The G20 came to the fore to deal with the financial turmoil of 2008-2009 that triggered the biggest downturn in the global economy since the 1930s. It eclipsed the G8 thanks to its wider, more representative membership that includes not just the big industrialized economies, but also the large developing nations. “The G20 will continue to be functional because it has a flexible format and it has been very useful,” argued José Antonio Meade, Secretary of Finance and Public Credit of Mexico. The G20 has 19 fixed members, with three or four other countries or regions invited to attend the annual leaders summit by the sitting president, which this year is Mexico.

Since the G20 Toronto summit in 2010, the international business community has participated in the process through the G20 Business Summit, which is now referred to as the B20. In the summits in Seoul in 2010 and Cannes last year, about 200 global business leaders delivered to the G20 recommendations for action on a dozen key areas of the global economy. At the summit in Los Cabos this June, the B20 will again offer proposals to the G20 leaders, focusing on key issues including food security, trade and investment, employment, green growth, information and communications technologies and innovation, and finance. “We want to come to Los Cabos with a shorter list of recommendations and with a clearer view,” explained Alejandro Ramírez, Chief Executive Officer of Cinepolis, Mexico.

The B20 working groups are aiming to deliver to the leaders concrete recommendations that will have measurable impact. One proposal is to assess the implementation of G20 initiatives using key performance indicators. “This is a fantastic proposition that is on the table – a way to monitor progress and thereby reinforce the institution,” said Martin Senn, Group Chief Executive Officer of Zurich Insurance Group, Switzerland, who is a Co-Chair of the 2012 World Economic Forum on Latin America.

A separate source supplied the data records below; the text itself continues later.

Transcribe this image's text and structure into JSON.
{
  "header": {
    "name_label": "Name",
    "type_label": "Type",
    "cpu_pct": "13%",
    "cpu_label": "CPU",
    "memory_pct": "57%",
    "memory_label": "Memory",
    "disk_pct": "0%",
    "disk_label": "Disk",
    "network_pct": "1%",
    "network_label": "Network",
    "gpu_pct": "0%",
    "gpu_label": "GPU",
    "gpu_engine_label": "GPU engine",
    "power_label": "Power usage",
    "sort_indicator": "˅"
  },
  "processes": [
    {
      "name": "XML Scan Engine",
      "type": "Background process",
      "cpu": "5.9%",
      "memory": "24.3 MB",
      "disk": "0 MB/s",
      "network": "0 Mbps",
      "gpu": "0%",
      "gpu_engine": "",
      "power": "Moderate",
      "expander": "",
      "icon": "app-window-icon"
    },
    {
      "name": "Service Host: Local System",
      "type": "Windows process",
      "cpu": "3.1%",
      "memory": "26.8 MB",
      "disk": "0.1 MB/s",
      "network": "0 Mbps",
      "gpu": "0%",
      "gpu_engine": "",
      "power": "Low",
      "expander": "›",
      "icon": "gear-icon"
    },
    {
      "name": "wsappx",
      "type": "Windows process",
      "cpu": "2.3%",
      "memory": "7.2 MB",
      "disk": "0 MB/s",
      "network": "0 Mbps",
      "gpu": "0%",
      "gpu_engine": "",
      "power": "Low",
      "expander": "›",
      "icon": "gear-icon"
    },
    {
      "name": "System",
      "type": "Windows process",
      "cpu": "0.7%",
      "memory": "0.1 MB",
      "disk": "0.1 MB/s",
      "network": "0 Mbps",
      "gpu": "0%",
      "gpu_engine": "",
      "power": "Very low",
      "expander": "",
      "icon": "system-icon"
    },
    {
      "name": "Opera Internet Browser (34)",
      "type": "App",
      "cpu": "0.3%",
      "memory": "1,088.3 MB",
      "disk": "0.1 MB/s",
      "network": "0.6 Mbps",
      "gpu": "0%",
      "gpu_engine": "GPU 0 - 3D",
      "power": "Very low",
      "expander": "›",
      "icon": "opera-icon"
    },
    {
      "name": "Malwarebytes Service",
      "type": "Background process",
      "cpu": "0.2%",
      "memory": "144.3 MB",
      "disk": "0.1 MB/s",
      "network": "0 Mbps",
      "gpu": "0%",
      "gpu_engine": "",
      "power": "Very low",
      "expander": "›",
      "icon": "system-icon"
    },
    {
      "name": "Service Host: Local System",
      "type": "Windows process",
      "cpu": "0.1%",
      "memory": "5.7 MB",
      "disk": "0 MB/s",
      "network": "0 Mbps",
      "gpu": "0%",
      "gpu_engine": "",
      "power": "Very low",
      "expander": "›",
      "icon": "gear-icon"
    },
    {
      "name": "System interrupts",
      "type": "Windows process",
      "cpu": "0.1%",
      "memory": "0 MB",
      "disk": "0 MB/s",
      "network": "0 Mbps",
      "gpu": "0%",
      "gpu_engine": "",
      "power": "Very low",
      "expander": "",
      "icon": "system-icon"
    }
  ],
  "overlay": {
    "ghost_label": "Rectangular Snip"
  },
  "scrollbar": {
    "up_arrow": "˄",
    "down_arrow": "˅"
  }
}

Integrating the business community into the G20 process is critical, fellow meeting Co-Chair Jeffrey Joerres, Chairman and Chief Executive Officer, ManpowerGroup, USA, agreed. He is co-chairing the B20 task force on employment. “Business clearly has a role in addressing unemployment in the G20,” Joerres noted. Solving a major challenge such as food security requires extensive international cooperation and public-private collaboration, said Daniel Servitje, the B20 working group convener on the issue. Servitje is Chief Executive Officer of Grupo Bimbo, Mexico, and another Co-Chair of the World Economic Forum on Latin America. Mexico’s presidency of the G20 “is a great opportunity to change the image of Mexico in the world,” Servitje concluded. “It is an opportunity to set an ambitious agenda for growth. The movement towards a better world will be exemplified by the role Mexico plays.”